Market recap for the week ending 8/23/19
-Darren Leavitt, CFA
Investors were treated to another week of volatile markets as increased trade tensions between the US and China cast even more uncertainty on global growth. Markets kicked off the week in pretty good form when Germany and China indicated that they would provide more stimulus to their ailing economies. Moreover, In the US, the Trump administration promoted stimulus with the use of various tax cuts, although several plans seemed to flip flop and nothing concrete developed. Additionally, consumer discretionary issues helped the early week advance with solid earnings results out of Target, Home Depot, and Lowes. Investors also anxiously awaited the Fed’s end of the week annual Summit at Jackson Hole. The event provided investors with several different Fed president’s thoughts on the current state of monetary policy and was highlighted with Chairman Powell’s speech on Friday.
Interestingly, the Fed Chairman’s statement was received as quite dovish while commentary from the Kansas City Fed President- George, Philadelphia Fed President- Harker, and Dallas Fed President Kaplan were quite hawkish.

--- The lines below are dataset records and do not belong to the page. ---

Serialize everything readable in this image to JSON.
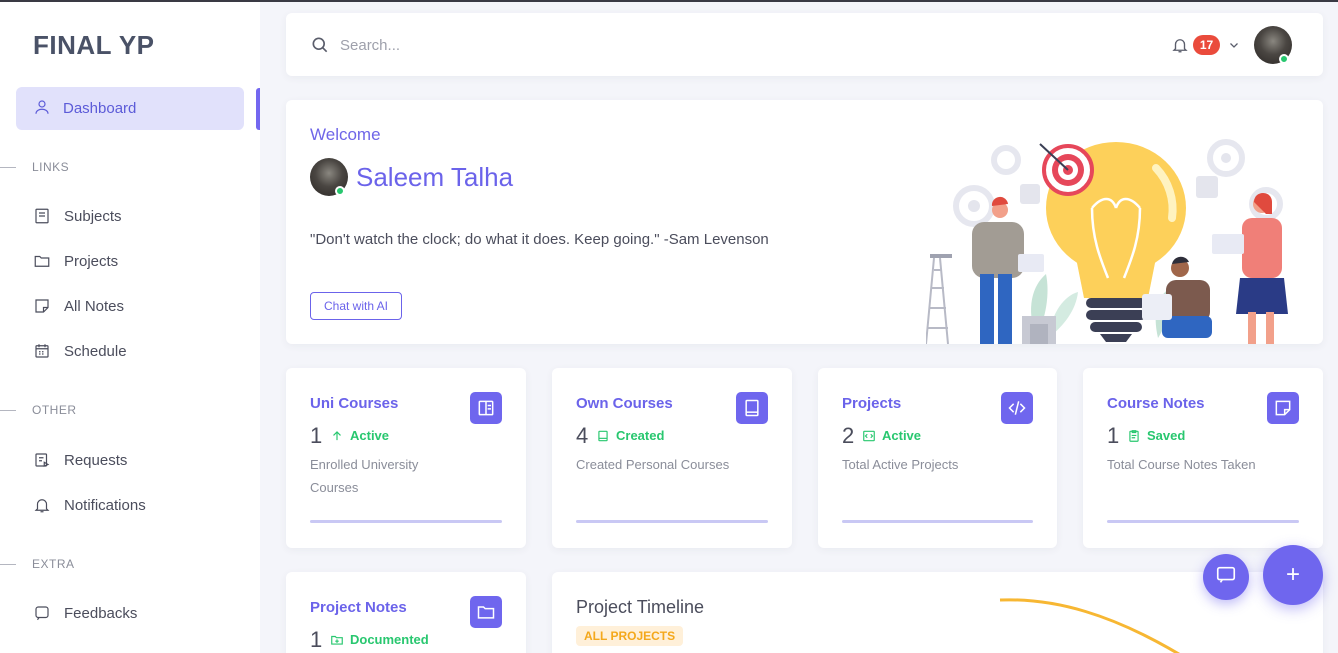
{
  "brand": "FINAL YP",
  "sidebar": {
    "active": {
      "label": "Dashboard",
      "icon": "user-icon"
    },
    "sections": [
      {
        "title": "LINKS",
        "items": [
          {
            "label": "Subjects",
            "icon": "book-icon"
          },
          {
            "label": "Projects",
            "icon": "folder-icon"
          },
          {
            "label": "All Notes",
            "icon": "note-icon"
          },
          {
            "label": "Schedule",
            "icon": "calendar-icon"
          }
        ]
      },
      {
        "title": "OTHER",
        "items": [
          {
            "label": "Requests",
            "icon": "request-icon"
          },
          {
            "label": "Notifications",
            "icon": "bell-icon"
          }
        ]
      },
      {
        "title": "EXTRA",
        "items": [
          {
            "label": "Feedbacks",
            "icon": "feedback-icon"
          }
        ]
      }
    ]
  },
  "header": {
    "search_placeholder": "Search...",
    "notification_count": "17"
  },
  "welcome": {
    "label": "Welcome",
    "user_name": "Saleem Talha",
    "quote": "\"Don't watch the clock; do what it does. Keep going.\" -Sam Levenson",
    "chat_button": "Chat with AI"
  },
  "cards": [
    {
      "title": "Uni Courses",
      "count": "1",
      "status": "Active",
      "description": "Enrolled University Courses",
      "icon": "layout-icon",
      "status_icon": "arrow-up-icon"
    },
    {
      "title": "Own Courses",
      "count": "4",
      "status": "Created",
      "description": "Created Personal Courses",
      "icon": "book-icon",
      "status_icon": "book-icon"
    },
    {
      "title": "Projects",
      "count": "2",
      "status": "Active",
      "description": "Total Active Projects",
      "icon": "code-icon",
      "status_icon": "code-icon"
    },
    {
      "title": "Course Notes",
      "count": "1",
      "status": "Saved",
      "description": "Total Course Notes Taken",
      "icon": "note-icon",
      "status_icon": "clipboard-icon"
    },
    {
      "title": "Project Notes",
      "count": "1",
      "status": "Documented",
      "description": "",
      "icon": "folder-icon",
      "status_icon": "folder-plus-icon"
    }
  ],
  "timeline": {
    "title": "Project Timeline",
    "badge": "ALL PROJECTS"
  },
  "fabs": {
    "chat_icon": "chat-icon",
    "add_label": "+"
  },
  "colors": {
    "accent": "#6f66ee",
    "success": "#28c76f",
    "danger": "#ea4b3c",
    "warning": "#f4a81c"
  }
}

On the economic front, the Markit Flash PMI data indicated a contraction for the first time since 2009, New Home Sales were less than expected and while the Leading Indicators figure was better than expected, 5 of the underlying sub indicators were flat or negative. The S&P 500 lost -1.44% for the week while the Dow gave up -0.99%, the NASDAQ shed 1.83%, and the Russell 2000 tumbled -2.29%. The yield curve had a couple of ventures into inversion mode during the week but managed to end flat on the week. The 2-year note yield lost six basis points to close at 1.53%, and the 10-year bond yield lost one basis point to close at 1.54%. The haven allure of gold continued put a bid into the precious metal. Gold gained ~$30 on the week to close at 1538 an Oz. WTI crude fell a fraction on the week to close at $54.16 a barrel. There were no changes to our models last week.